Nelson Christopher E, Gupta Mukesh Kumar, Adolph Elizabeth J, Guelcher Scott A, Duvall Craig L
Department of Biomedical Engineering, Vanderbilt University , Nashville, Tennessee.
Department of Chemical and Biomolecular Engineering, Vanderbilt University , Nashville, Tennessee.
Adv Wound Care (New Rochelle). 2013 Apr;2(3):93-99. doi: 10.1089/wound.2011.0327.
Aberrant overexpression of proinflammatory molecules is believed to be a key mediator in the formation of chronic skin wounds, and the inhibition of these signals may be an effective therapeutic strategy to promote healing. Small interfering RNA (siRNA) can provide gene-specific silencing and may present a safe and effective route for knockdown of inflammatory or other target proteins in chronic skin wounds.
siRNA suffers from delivery barriers such as susceptibility to degradation, membrane impermeability, and transient activity. Therefore, a delivery strategy that stabilizes siRNA, provides intracellular (cytoplasmic) delivery, and produces temporally sustained activity is needed. The novel approach described combines pH-responsive, siRNA-loaded nanoparticles into a biodegradable polyurethane (PUR) scaffold and presents a promising platform for effective, local silencing of deleterious genes in nonhealing skin wounds.
The siRNA delivery barriers have been overcome using a nanoparticulate carrier that protects siRNA and responds to pH gradients in the endo-lysosomal pathway to mediate cytosolic delivery.
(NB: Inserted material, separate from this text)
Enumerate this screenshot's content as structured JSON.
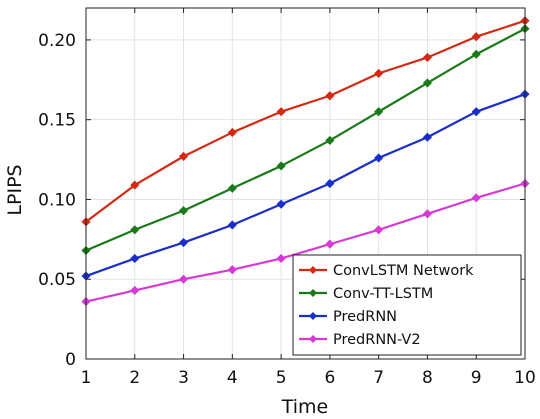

Nanoparticle incorporation into a biodegradable PUR scaffold provides a means for controlling the delivery kinetics of siRNA-loaded carriers. Furthermore, the PUR is injectable, making it feasible for clinical use, and provides a porous tissue template for cell in-growth during tissue regeneration and remodeling. This local siRNA delivery platform can be tuned to optimize release kinetics for specific pathologies.
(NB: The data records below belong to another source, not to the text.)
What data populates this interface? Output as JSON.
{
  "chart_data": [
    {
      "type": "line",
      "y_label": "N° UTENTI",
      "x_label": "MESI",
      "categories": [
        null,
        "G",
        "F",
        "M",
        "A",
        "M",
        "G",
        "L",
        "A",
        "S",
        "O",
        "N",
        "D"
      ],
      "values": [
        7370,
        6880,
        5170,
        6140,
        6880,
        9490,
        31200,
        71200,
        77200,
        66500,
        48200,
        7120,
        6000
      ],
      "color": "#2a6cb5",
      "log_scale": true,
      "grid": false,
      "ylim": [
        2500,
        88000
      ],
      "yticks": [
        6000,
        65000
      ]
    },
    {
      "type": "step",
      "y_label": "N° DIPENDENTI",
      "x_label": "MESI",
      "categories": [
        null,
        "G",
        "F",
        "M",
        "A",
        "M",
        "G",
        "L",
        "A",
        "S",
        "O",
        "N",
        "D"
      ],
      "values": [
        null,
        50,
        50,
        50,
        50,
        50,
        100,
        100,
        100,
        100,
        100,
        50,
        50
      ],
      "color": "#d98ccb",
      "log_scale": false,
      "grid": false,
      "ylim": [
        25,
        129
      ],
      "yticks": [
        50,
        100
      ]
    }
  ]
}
siRNA may provide a new class of biologic drugs that will outperform growth factor approaches, which have shown only moderate clinical success. The new platform presented here may provide clinicians with an improved option for wound care.
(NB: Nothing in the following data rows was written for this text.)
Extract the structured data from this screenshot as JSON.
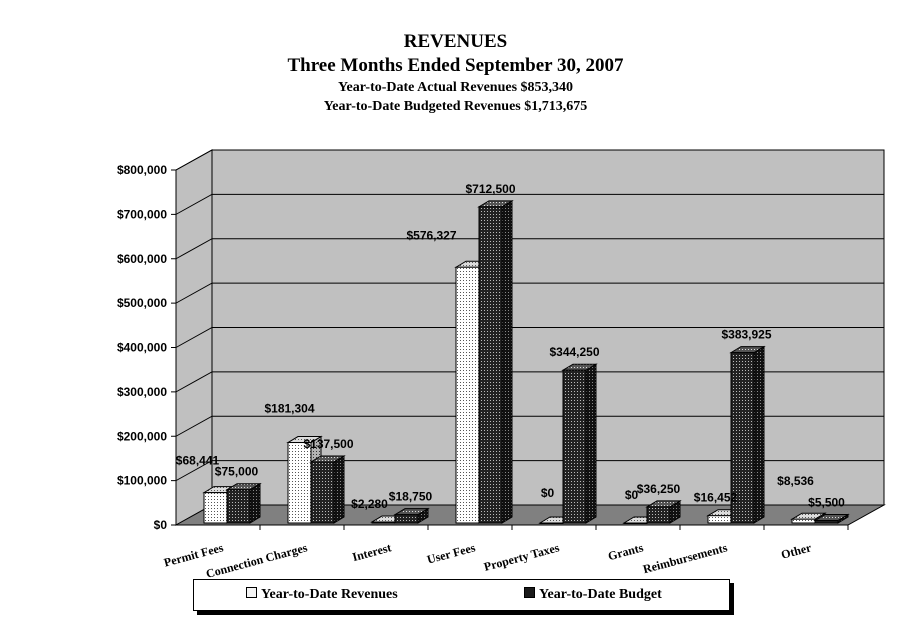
{
  "header": {
    "title": "REVENUES",
    "subtitle": "Three Months Ended September 30, 2007",
    "line_actual": "Year-to-Date Actual Revenues $853,340",
    "line_budget": "Year-to-Date Budgeted Revenues $1,713,675"
  },
  "colors": {
    "revenues_fill": "#f4f4f4",
    "budget_fill": "#1a1a1a",
    "back_wall": "#c0c0c0",
    "floor": "#808080"
  },
  "chart_data": {
    "type": "bar",
    "style": "3d-clustered",
    "categories": [
      "Permit Fees",
      "Connection Charges",
      "Interest",
      "User Fees",
      "Property Taxes",
      "Grants",
      "Reimbursements",
      "Other"
    ],
    "ylim": [
      0,
      800000
    ],
    "yticks": [
      0,
      100000,
      200000,
      300000,
      400000,
      500000,
      600000,
      700000,
      800000
    ],
    "ytick_labels": [
      "$0",
      "$100,000",
      "$200,000",
      "$300,000",
      "$400,000",
      "$500,000",
      "$600,000",
      "$700,000",
      "$800,000"
    ],
    "grid": true,
    "legend_position": "bottom",
    "series": [
      {
        "name": "Year-to-Date Revenues",
        "values": [
          68441,
          181304,
          2280,
          576327,
          0,
          0,
          16452,
          8536
        ],
        "labels": [
          "$68,441",
          "$181,304",
          "$2,280",
          "$576,327",
          "$0",
          "$0",
          "$16,452",
          "$8,536"
        ]
      },
      {
        "name": "Year-to-Date Budget",
        "values": [
          75000,
          137500,
          18750,
          712500,
          344250,
          36250,
          383925,
          5500
        ],
        "labels": [
          "$75,000",
          "$137,500",
          "$18,750",
          "$712,500",
          "$344,250",
          "$36,250",
          "$383,925",
          "$5,500"
        ]
      }
    ]
  }
}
促炎分子的异常过表达被认为是慢性皮肤伤口形成的关键介质,抑制这些信号可能是促进愈合的有效治疗策略。小干扰RNA(siRNA)可实现基因特异性沉默,可能为慢性皮肤伤口中炎症或其他靶蛋白的敲低提供一种安全有效的途径。
siRNA存在递送障碍,如易降解、膜不透性和瞬时活性。因此,需要一种能稳定siRNA、实现细胞内(细胞质)递送并产生持续时间活性的递送策略。所描述的新方法将pH响应性、负载siRNA的纳米颗粒与可生物降解的聚氨酯(PUR)支架相结合,为非愈合性皮肤伤口中有害基因的有效局部沉默提供了一个有前景的平台。
使用纳米颗粒载体克服了siRNA递送障碍,该载体可保护siRNA并对内溶酶体途径中的pH梯度作出响应以介导细胞质递送。将纳米颗粒掺入可生物降解的PUR支架中为控制负载siRNA载体的递送动力学提供了一种方法。此外,PUR可注射,使其临床应用可行,并为组织再生和重塑过程中的细胞向内生长提供了多孔组织模板。这种局部siRNA递送平台可进行调整以优化针对特定病理情况的释放动力学。
siRNA可能提供一类新的生物药物,其性能将优于生长因子方法,而生长因子方法仅取得了中等程度的临床成功。这里介绍的新平台可能为临床医生提供更好的伤口护理选择。